Dockville 2022: Verwunschene Kunstwelt zum Leben erweckt
Nach zweijähriger Coronapause hat das Musik- und Kunstfestival MS Dockville wieder stattgefunden. Auf 14 Bühnen sind mehr als 120 Acts am Hafen in Hamburg-Wilhelmsburg aufgetreten.
"Man muss die ganze Scheiße doch auch mal vergessen", sagt Leon. Er sitzt um fünf Uhr morgens auf einem grün angeleuchteten Baum und blickt etwas leer in eine unsichtbare Ferne. Dem Strudel der Weltkrisen entkomme er hier am besten, sagt er: "Es bleibt so lang dunkel, das ist das Gute an einem Festival im späten August." Und wirklich, im Hellen sieht das Dockville-Gelände trotz der zwei Jahre Zwangspause aus wie eine staubige Geisterbahn bei Putzlicht. Nachts verwandelt sich das Areal in eine verwunschene Kunstwelt aus Licht, Busch-Labyrinthen, Buden und kleinsten Verschlägen.
"Früher gab es das so nur bei der Fusion", erzählt Erwin mit den Luchsohren, der seit Jahrzehnten als Tontechniker Festivals betreut. "Heute ist überall Fusion." Er meint, die Urmutter der alternativen Festivals an der Müritz, die diese Abenteuerspielplatz-Festivalarchitektur geprägt hat. Es reicht nicht mehr, eine große Bühne auf die Wiese zu stellen und Bands einzuladen, die alle hören. Vielmehr gibt es in unzähligen Nischen Spezielles für jede Vorliebe.

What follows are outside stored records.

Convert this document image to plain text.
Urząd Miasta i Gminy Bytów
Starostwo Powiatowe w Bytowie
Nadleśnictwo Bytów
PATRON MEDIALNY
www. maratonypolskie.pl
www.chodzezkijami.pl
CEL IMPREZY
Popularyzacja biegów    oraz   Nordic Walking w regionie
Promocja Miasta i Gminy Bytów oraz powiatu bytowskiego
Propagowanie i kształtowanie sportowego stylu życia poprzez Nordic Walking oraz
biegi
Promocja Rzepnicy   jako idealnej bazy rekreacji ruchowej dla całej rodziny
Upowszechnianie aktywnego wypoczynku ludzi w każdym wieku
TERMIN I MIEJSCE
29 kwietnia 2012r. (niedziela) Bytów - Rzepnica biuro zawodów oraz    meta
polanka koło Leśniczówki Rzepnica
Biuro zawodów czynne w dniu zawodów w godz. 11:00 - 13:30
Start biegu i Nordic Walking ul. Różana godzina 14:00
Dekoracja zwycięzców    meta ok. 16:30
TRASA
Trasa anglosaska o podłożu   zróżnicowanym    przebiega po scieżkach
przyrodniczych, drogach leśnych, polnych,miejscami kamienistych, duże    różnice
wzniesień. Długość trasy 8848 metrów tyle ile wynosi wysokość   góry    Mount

Fachkräftemangel auch im Indiepop
Blitzumfrage: Wie viele der Künstler, die hier auftreten, kennt ihr? Die ganz Informierten nennen maximal 20 Prozent. Es ist schwer für ein mittleres Indiefestival wie das Dockville, im Jahr 2022 große Namen zu verpflichten. Die Gagen sind explodiert. Die Veranstaltungs-Fachkräfte in andere Berufe getrieben, jetzt noch die Inflation. Für ein paar große Namen reicht es: Der Schweizer Sänger Faber, mit seinen schmachtenden Rock-Chansons oder Annenmay Kantereit aus Köln, die einstige Straßenmusikkappelle, die heute zur Spitze des deutschen alternativen Pop gehört. Beide Acts stehen für Tiefe, Nachdenklichkeit und ja, auch eine gepflegte Schwermut.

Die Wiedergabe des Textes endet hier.